Displaced Yankee Productions | Back To School

Back To School

It has been the most rewarding and amazing day. We were a little nervous as we headed to Chharram’s street corner, worried that his mother would change her mind at the last moment. Chharram was grinning from ear to ear when we pulled up. His little sister jumped into my arms and his mother greeted us warmly with the traditional flat clasped hands and short bow. We loaded in the van and headed to CCF for the mother’s interview – the last step in getting Chharram enrolled as a student there. All of our worries were put to rest. Chharram was not only a perfect candidate for the shelter, but his mother agreed to let him live there and study full time. Ny and I were exchanging high fives out of sight of the camera during the interview process. After the formal paperwork was done, we had our driver take the mother and little sister back to their street corner. Unfortunately, the little sister is not old enough for CCF yet, but here is hoping that in two years, she too will be enrolled. She has already won the hearts of the whole staff. Giggling, playing and throwing herself into everyone’s arms. Even Art is charmed by her as he throws her in the air a couple of times, then settles on the floor to play alphabet puzzles with her. I am fairly certain she will fit in my carry on and Cambodian customs is very lax, but the other LAX in my future – not so much. Los Angeles airport is a bit stricter and I’m fairly certain they will notice a three year old in my bag.
It is transformation time. Chharram is brought to the showers and scrubbed down. He reemerges wearing a school uniform, slickly combed back hair and a smile to break your heart. He is overjoyed and cannot quite believe his dream that he so wistfully told us about Monday in an interview on the side of the road, while he was clad only in shorts and filthy dirty is coming true. To see this life transforming before our eyes is richly rewarding. When you look at the big picture in Cambodia and see everything that is wrong, you cannot help but be discouraged and wonder what good any small amount of help can do.
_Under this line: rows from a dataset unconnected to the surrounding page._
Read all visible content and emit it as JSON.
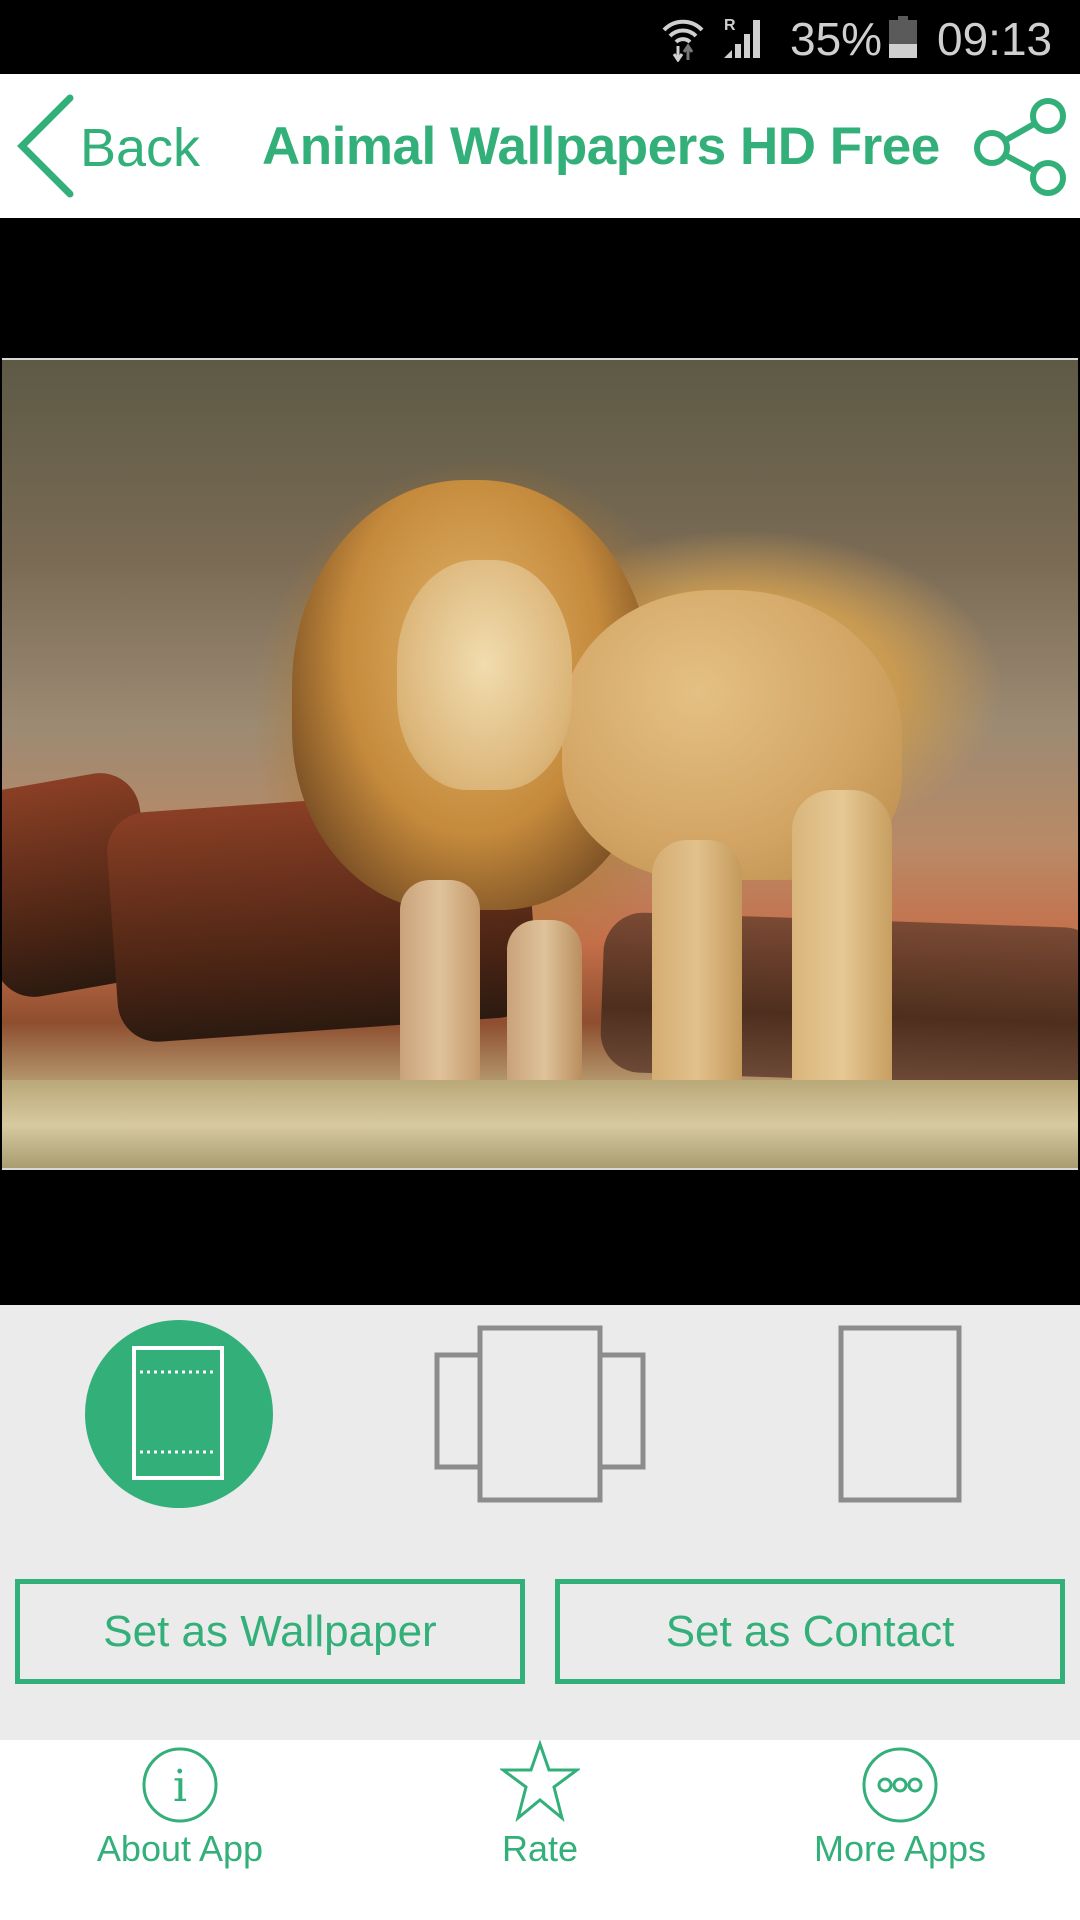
{
  "status_bar": {
    "battery_percent": "35%",
    "battery_level": 0.35,
    "time": "09:13",
    "icons": [
      "wifi-icon",
      "signal-roaming-icon",
      "battery-icon"
    ]
  },
  "header": {
    "back_label": "Back",
    "title": "Animal Wallpapers HD Free",
    "share_icon": "share-icon"
  },
  "preview": {
    "subject": "lion standing in front of logs"
  },
  "mode_options": [
    {
      "name": "fit-screen-mode",
      "selected": true
    },
    {
      "name": "scrolling-mode",
      "selected": false
    },
    {
      "name": "single-screen-mode",
      "selected": false
    }
  ],
  "actions": {
    "set_wallpaper": "Set as Wallpaper",
    "set_contact": "Set as Contact"
  },
  "bottom_nav": [
    {
      "label": "About App",
      "icon": "info-icon"
    },
    {
      "label": "Rate",
      "icon": "star-icon"
    },
    {
      "label": "More Apps",
      "icon": "more-icon"
    }
  ],
  "colors": {
    "accent": "#33b07a",
    "panel_bg": "#ebebeb",
    "icon_gray": "#8c8c8c"
  }
}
I promise you, these little things matter. Seeing that bright, exceptional boy dressed in school clothes and beaming with pride, made every difficult day here worthwhile. The staff gave him school supplies next and a new backpack to put it in. Then he was brought to class and introduced. It didn’t take him long to fit right in. He chatted animatedly with the other kids. Ny and I watching on the video monitor were completely enthralled at the transformation before us. Suddenly, Ny exclaimed in delight. Sitting two seats over from Chharram, unnoticed by us was Ngan! He was so changed from the boy we met in the dump yesterday we didn’t even recognize him! Apparently, Scott agreed to his admission late yesterday evening after we had already left and he was in class that morning starting his new academic career as well. Talk about exhilarating. Ny turned to me and smiled. “Two lives.” She said. “Two lives changing before our eyes.”
We were not the only ones smiling. Leakhena was flashing a thousand watt gem. Her little brother, still clad in the school clothes we bought him in Battambang that he wore to his interview yesterday, was there in her arms. He also has been accepted. It was a red-letter day. Three boys – one from the street, one from the dump and one left at a pagoda by his mother – all have found a new future and home at CCF. How privileged we are to witness this moment. I can only pray that their fortunes stay favored. It is not a stretch to see Chharram’s mother pulling him out of school because she runs low on money and needs him to beg – or for Ngan’s family to need him back at the dump. His mother told us only yesterday that he earned the most money for the family. But today we will not think of such possibilities. Today is a day of celebration.
With perhaps a small exception. Chharram’s teeth are in wretched shape. Twelve years of street living and neglect have left him with a mouthful of problems. We bring him to the dentist in the afternoon – the first he has ever seen. It is quite a job to tackle. He gets a cleaning and several crowns. He also needs teeth extracted, but he has had enough for one afternoon and has a headache. He is scheduled for the extraction another day. On the way back to CCF we stop at his street corner so he can show his mother his uniform and backpack of supplies. Sadly, for the first time ever, she is not napping on her pallet. The squatters nearby don’t know where she is but they are watching his sister. He hops out for a few minutes with her and a quick bowl of rice the neighbor’s provide. Then it is back to school for our budding scholar. He has an education and a future to get too. And he is in quite a hurry.